The study, the results of which have been published in the March issue of The Journal of Gerontology: Social Sciences (Vol. 59B, No.2), is the first to estimate how much additional help people need. These necessary ADLs include bathing, dressing, getting into or out of bed or a chair, toileting, eating and other activities that are required to maintain their homes, such as shopping and preparing meals.

Most of these adults receive some help, but not enough to meet their needs. "Individuals who need personal assistance with two or more of the five basic ADLs and whose needs are unmet have a shortfall of 16.6 hours of help per week," said lead author Dr. Mitchell P. LaPlante. Joining him on the project were Drs. H. Stephen Kaye, Taewoon Kang, and Charlene Harrington.

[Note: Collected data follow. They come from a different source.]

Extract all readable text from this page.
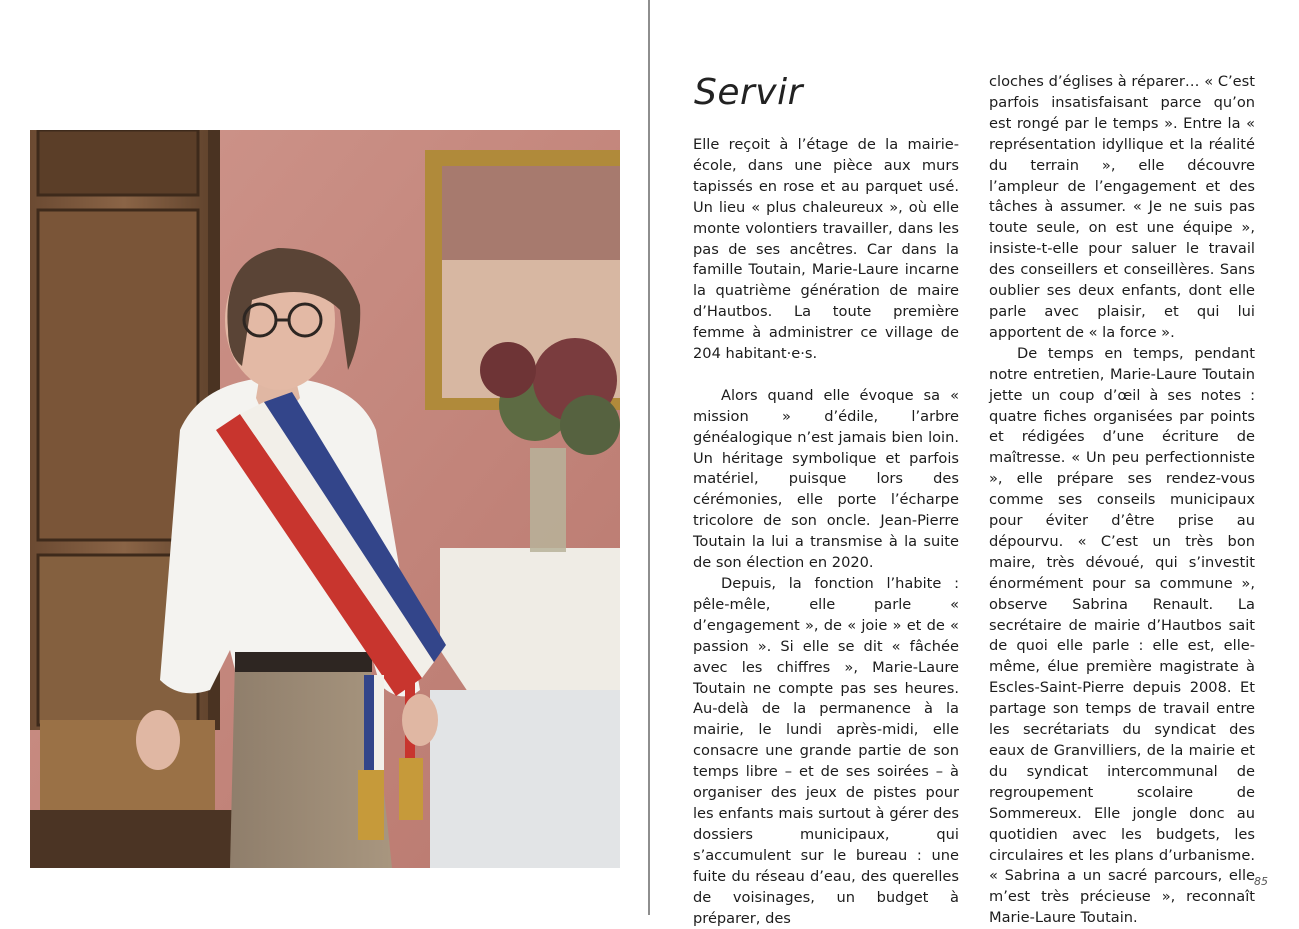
Servir

Elle reçoit à l’étage de la mairie-école, dans une pièce aux murs tapissés en rose et au parquet usé. Un lieu « plus chaleureux », où elle monte volontiers travailler, dans les pas de ses ancêtres. Car dans la famille Toutain, Marie-Laure incarne la quatrième génération de maire d’Hautbos. La toute première femme à administrer ce village de 204 habitant·e·s.

Alors quand elle évoque sa « mission » d’édile, l’arbre généalogique n’est jamais bien loin. Un héritage symbolique et parfois matériel, puisque lors des cérémonies, elle porte l’écharpe tricolore de son oncle. Jean-Pierre Toutain la lui a transmise à la suite de son élection en 2020.

Depuis, la fonction l’habite : pêle-mêle, elle parle « d’engagement », de « joie » et de « passion ». Si elle se dit « fâchée avec les chiffres », Marie-Laure Toutain ne compte pas ses heures. Au-delà de la permanence à la mairie, le lundi après-midi, elle consacre une grande partie de son temps libre – et de ses soirées – à organiser des jeux de pistes pour les enfants mais surtout à gérer des dossiers municipaux, qui s’accumulent sur le bureau : une fuite du réseau d’eau, des querelles de voisinages, un budget à préparer, des

cloches d’églises à réparer… « C’est parfois insatisfaisant parce qu’on est rongé par le temps ». Entre la « représentation idyllique et la réalité du terrain », elle découvre l’ampleur de l’engagement et des tâches à assumer. « Je ne suis pas toute seule, on est une équipe », insiste-t-elle pour saluer le travail des conseillers et conseillères. Sans oublier ses deux enfants, dont elle parle avec plaisir, et qui lui apportent de « la force ».

De temps en temps, pendant notre entretien, Marie-Laure Toutain jette un coup d’œil à ses notes : quatre fiches organisées par points et rédigées d’une écriture de maîtresse. « Un peu perfectionniste », elle prépare ses rendez-vous comme ses conseils municipaux pour éviter d’être prise au dépourvu. « C’est un très bon maire, très dévoué, qui s’investit énormément pour sa commune », observe Sabrina Renault. La secrétaire de mairie d’Hautbos sait de quoi elle parle : elle est, elle-même, élue première magistrate à Escles-Saint-Pierre depuis 2008. Et partage son temps de travail entre les secrétariats du syndicat des eaux de Granvilliers, de la mairie et du syndicat intercommunal de regroupement scolaire de Sommereux. Elle jongle donc au quotidien avec les budgets, les circulaires et les plans d’urbanisme. « Sabrina a un sacré parcours, elle m’est très précieuse », reconnaît Marie-Laure Toutain.

85
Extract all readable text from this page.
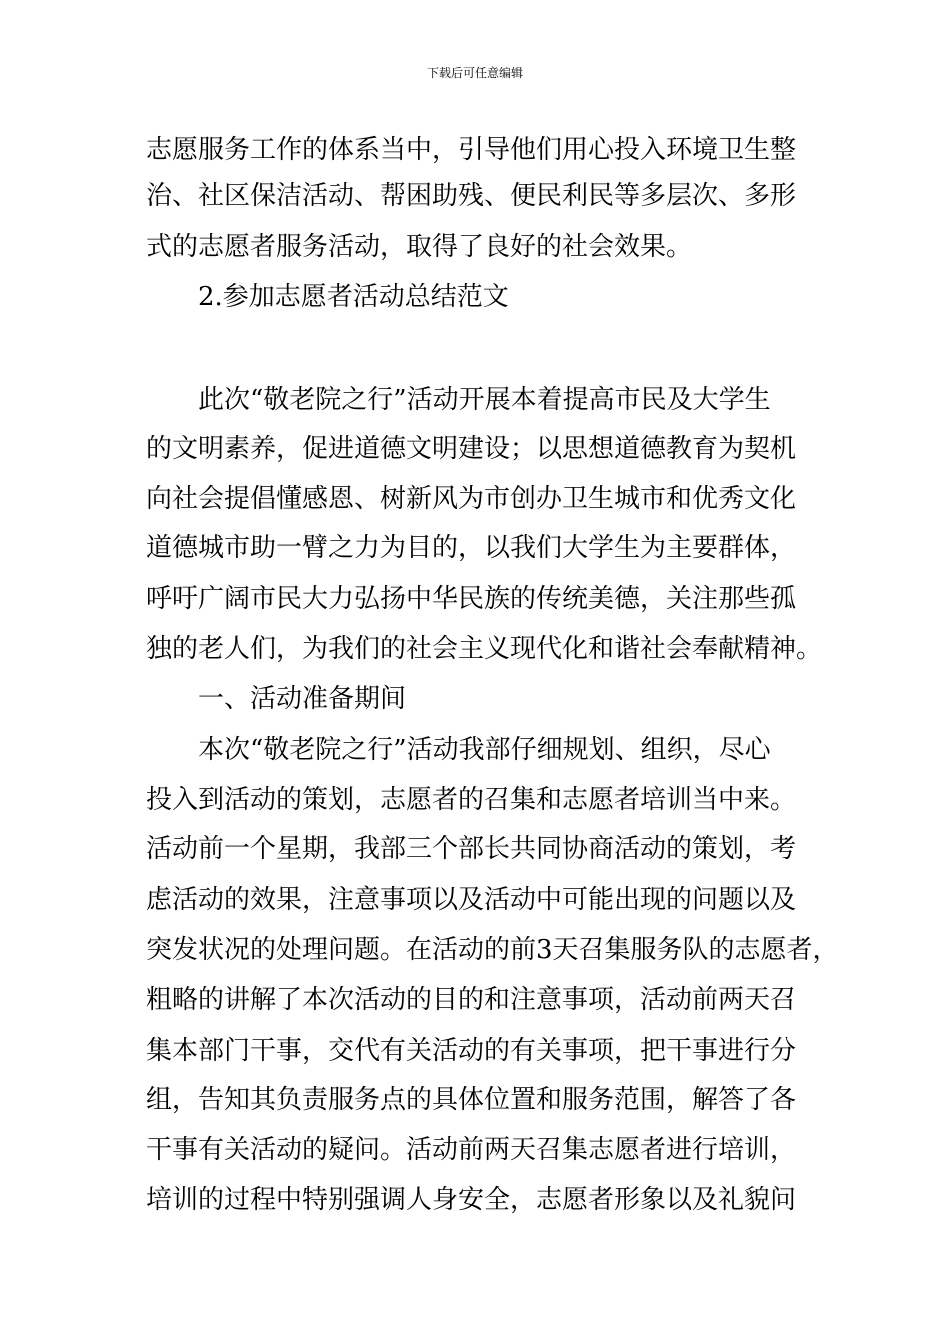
下载后可任意编辑
志愿服务工作的体系当中，引导他们用心投入环境卫生整
治、社区保洁活动、帮困助残、便民利民等多层次、多形
式的志愿者服务活动，取得了良好的社会效果。
2.参加志愿者活动总结范文
此次“敬老院之行”活动开展本着提高市民及大学生
的文明素养，促进道德文明建设；以思想道德教育为契机
向社会提倡懂感恩、树新风为市创办卫生城市和优秀文化
道德城市助一臂之力为目的，以我们大学生为主要群体，
呼吁广阔市民大力弘扬中华民族的传统美德，关注那些孤
独的老人们，为我们的社会主义现代化和谐社会奉献精神。
一、活动准备期间
本次“敬老院之行”活动我部仔细规划、组织，尽心
投入到活动的策划，志愿者的召集和志愿者培训当中来。
活动前一个星期，我部三个部长共同协商活动的策划，考
虑活动的效果，注意事项以及活动中可能出现的问题以及
突发状况的处理问题。在活动的前3天召集服务队的志愿者，
粗略的讲解了本次活动的目的和注意事项，活动前两天召
集本部门干事，交代有关活动的有关事项，把干事进行分
组，告知其负责服务点的具体位置和服务范围，解答了各
干事有关活动的疑问。活动前两天召集志愿者进行培训，
培训的过程中特别强调人身安全，志愿者形象以及礼貌问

Among adults whose assistance needs are not fully met, people living alone fare worse than those who live with others. Those living by themselves receive only 56 percent of the help they need, while those living with family members or friends receive 80 percent of the hours of help they need.

Having unmet needs is linked with numerous adverse consequences, including discomfort, weight loss, dehydration, falls, burns, and dissatisfaction with the help they do receive. As a result, these people are at risk of being forced to leave their homes and move into institutions, such as nursing homes.

The report also states that unmet need among people living alone is more an issue for the elderly, since two-thirds of those living alone and needing more help are age 65 or older.

The team concludes, however, that the reduction, if not the elimination, of unmet need is a financially achievable goal for the nation and one that long-term policy should focus on. The study was supported by a grant from the National Institute on Disability and Rehabilitation Research.